Whistler Turbulence Forward Cascade: Three-Dimensional Particle-in-Cell Simulations

Three-dimensional particle-in-cell (PIC) simulations of whistler turbulence in a magnetized, homogeneous, collisionless plasma have been carried out. An initial relatively isotropic spectrum of long-wavelength whistler mode fluctuations is imposed upon the system. The simulations follow the temporal evolution of the field fluctuations as they decay into a broadband, turbulent spectrum at shorter wavelengths via a forward cascade with an anisotropy in the sense of stronger fluctuation energy at $k_{\perp}$ than at comparable $k_{\parallel}$. Reduced $k_{\perp}$ magnetic fluctuation spectra show a clear break near the inverse electron inertial length scale, from steep spectra at long wavelengths to still steeper spectra at shorter wavelengths, similar in character to spectra at electron scales recently measured in the solar wind.
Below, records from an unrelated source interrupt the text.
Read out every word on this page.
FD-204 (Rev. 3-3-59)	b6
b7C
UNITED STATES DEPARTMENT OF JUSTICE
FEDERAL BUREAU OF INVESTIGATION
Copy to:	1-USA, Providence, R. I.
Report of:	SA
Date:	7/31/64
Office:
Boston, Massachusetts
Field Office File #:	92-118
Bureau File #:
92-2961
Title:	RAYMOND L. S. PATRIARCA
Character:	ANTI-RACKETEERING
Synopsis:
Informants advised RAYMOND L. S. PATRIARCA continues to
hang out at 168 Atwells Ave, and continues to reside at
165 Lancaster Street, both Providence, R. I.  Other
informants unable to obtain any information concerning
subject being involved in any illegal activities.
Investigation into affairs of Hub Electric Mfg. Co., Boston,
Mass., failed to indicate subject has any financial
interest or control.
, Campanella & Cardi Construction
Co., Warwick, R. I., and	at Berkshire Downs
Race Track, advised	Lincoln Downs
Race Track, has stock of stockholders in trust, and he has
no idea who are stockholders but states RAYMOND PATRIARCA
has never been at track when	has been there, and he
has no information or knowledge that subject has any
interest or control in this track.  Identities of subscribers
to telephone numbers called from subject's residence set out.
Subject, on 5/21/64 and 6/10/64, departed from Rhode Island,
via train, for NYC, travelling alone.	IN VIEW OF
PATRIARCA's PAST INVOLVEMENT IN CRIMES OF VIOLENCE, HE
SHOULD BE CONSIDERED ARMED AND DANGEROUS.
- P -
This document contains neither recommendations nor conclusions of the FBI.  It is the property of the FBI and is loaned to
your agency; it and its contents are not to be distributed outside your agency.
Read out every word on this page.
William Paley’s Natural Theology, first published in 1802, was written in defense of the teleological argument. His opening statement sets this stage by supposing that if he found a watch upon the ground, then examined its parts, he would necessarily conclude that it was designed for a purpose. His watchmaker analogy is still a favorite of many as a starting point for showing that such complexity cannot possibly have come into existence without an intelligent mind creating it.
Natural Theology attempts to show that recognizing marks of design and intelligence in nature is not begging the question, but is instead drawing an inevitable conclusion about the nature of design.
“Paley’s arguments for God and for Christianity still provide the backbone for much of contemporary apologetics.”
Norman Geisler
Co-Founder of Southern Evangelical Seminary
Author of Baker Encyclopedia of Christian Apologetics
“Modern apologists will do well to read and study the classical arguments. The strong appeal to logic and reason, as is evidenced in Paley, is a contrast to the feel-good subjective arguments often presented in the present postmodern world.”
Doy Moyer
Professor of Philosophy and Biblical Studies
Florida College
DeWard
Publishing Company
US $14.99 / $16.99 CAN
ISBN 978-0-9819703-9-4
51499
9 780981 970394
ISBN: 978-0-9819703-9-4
Computations have been done at various values of the electron beta, where $\beta_e$ is changed by altering the ratio of the background plasma density to the background magnetic field energy density. Preliminary results show that an increasing $\beta_e$ corresponds to a faster cascade, more nearly isotropic spectra, stronger electron heating, and greater damping of the whistler fluctuations.